Assessing Hotel Royal Limited’s (SGX:H12) past track record of performance is a valuable exercise for investors. It enables us to reflect on whether the company has met or exceed expectations, which is a great indicator for future performance. Today I will assess H12’s recent performance announced on 31 March 2018 and evaluate these figures to its longer term trend and industry movements. View out our latest analysis for Hotel Royal
Despite a decline, did H12 underperform the long-term trend and the industry?
H12’s trailing twelve-month earnings (from 31 March 2018) of S$6.92m has declined by -20.89% compared to the previous year. Furthermore, this one-year growth rate has been lower than its average earnings growth rate over the past 5 years of -4.38%, indicating the rate at which H12 is growing has slowed down. What could be happening here? Let’s examine what’s occurring with margins and whether the whole industry is feeling the heat.

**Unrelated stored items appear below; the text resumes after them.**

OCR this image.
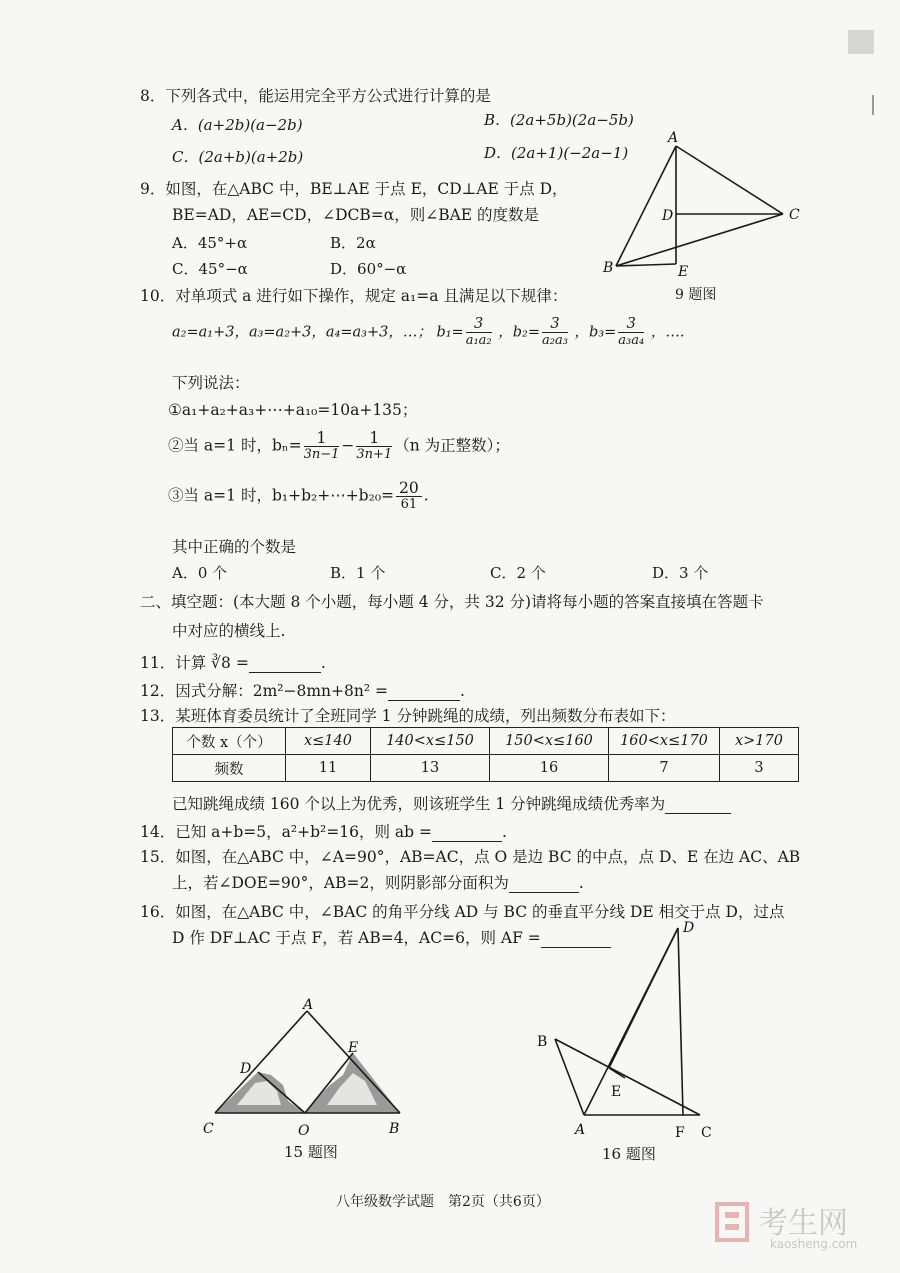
8．下列各式中，能运用完全平方公式进行计算的是
A．(a+2b)(a−2b)	B．(2a+5b)(2a−5b)
C．(2a+b)(a+2b)	D．(2a+1)(−2a−1)
9．如图，在△ABC 中，BE⊥AE 于点 E，CD⊥AE 于点 D，
BE=AD，AE=CD，∠DCB=α，则∠BAE 的度数是
A．45°+α	B．2α
C．45°−α	D．60°−α
A
B
C
D
E
9 题图
10．对单项式 a 进行如下操作，规定 a₁=a 且满足以下规律：
a₂=a₁+3，a₃=a₂+3，a₄=a₃+3，…； $b_1= \frac{3}{\text{a₁a₂}}$ ，$b_2= \frac{3}{\text{a₂a₃}}$ ，$b_3= \frac{3}{\text{a₃a₄}}$ ，….
下列说法：
①a₁+a₂+a₃+⋯+a₁₀=10a+135；
②当 a=1 时，$b_n= \frac{1}{3n-1} - \frac{1}{3n+1} (n$ 为正整数）；
③当 a=1 时，b₁+b₂+⋯+b₂₀= $\frac{20}{61}$ .
其中正确的个数是
A．0 个	B．1 个	C．2 个	D．3 个
二、填空题：(本大题 8 个小题，每小题 4 分，共 32 分)请将每小题的答案直接填在答题卡
中对应的横线上.
11．计算 ∛8 =	.
12．因式分解：2m²−8mn+8n² =	.
13．某班体育委员统计了全班同学 1 分钟跳绳的成绩，列出频数分布表如下：
个数 x（个）	x≤140	140<x≤150	150<x≤160	160<x≤170	x>170
频数	11	13	16	7	3
已知跳绳成绩 160 个以上为优秀，则该班学生 1 分钟跳绳成绩优秀率为
14．已知 a+b=5，a²+b²=16，则 ab =	.
15．如图，在△ABC 中，∠A=90°，AB=AC，点 O 是边 BC 的中点，点 D、E 在边 AC、AB
上，若∠DOE=90°，AB=2，则阴影部分面积为	.
16．如图，在△ABC 中，∠BAC 的角平分线 AD 与 BC 的垂直平分线 DE 相交于点 D，过点
D 作 DF⊥AC 于点 F，若 AB=4，AC=6，则 AF =
A
B
C
D
E
O
15 题图
D
B
E
A	F C
16 题图
八年级数学试题　第2页（共6页）
考生网
kaosheng.com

Revenue growth in the last few years, has been positive, nevertheless earnings growth has been falling. This means Hotel Royal has been growing expenses, which is harming margins and earnings, and is not a sustainable practice. Scanning growth from a sector-level, the SG hospitality industry has been growing its average earnings by double-digit 36.36% in the previous year, and a flatter -1.65% over the last five years. This means that, in the recent industry expansion, Hotel Royal has not been able to gain as much as its industry peers.
In terms of returns from investment, Hotel Royal has not invested its equity funds well, leading to a 1.23% return on equity (ROE), below the sensible minimum of 20%. Furthermore, its return on assets (ROA) of 1.53% is below the SG Hospitality industry of 4.12%, indicating Hotel Royal’s are utilized less efficiently. And finally, its return on capital (ROC), which also accounts for Hotel Royal’s debt level, has declined over the past 3 years from 1.97% to 1.55%. This correlates with an increase in debt holding, with debt-to-equity ratio rising from 24.54% to 26.86% over the past 5 years.
What does this mean?
Though Hotel Royal’s past data is helpful, it is only one aspect of my investment thesis. Generally companies that experience a prolonged period of decline in earnings are undergoing some sort of reinvestment phase with the aim of keeping up with the recent industry disruption and expansion. I suggest you continue to research Hotel Royal to get a more holistic view of the stock by looking at:
- Future Outlook: What are well-informed industry analysts predicting for H12’s future growth? Take a look at our free research report of analyst consensus for H12’s outlook.
- Financial Health: Is H12’s operations financially sustainable? Balance sheets can be hard to analyze, which is why we’ve done it for you. Check out our financial health checks here.
- Other High-Performing Stocks: Are there other stocks that provide better prospects with proven track records? Explore our free list of these great stocks here.
NB: Figures in this article are calculated using data from the trailing twelve months from 31 March 2018. This may not be consistent with full year annual report figures.
To help readers see pass the short term volatility of the financial market, we aim to bring you a long-term focused research analysis purely driven by fundamental data. Note that our analysis does not factor in the latest price sensitive company announcements.
The author is an independent contributor and at the time of publication had no position in the stocks mentioned.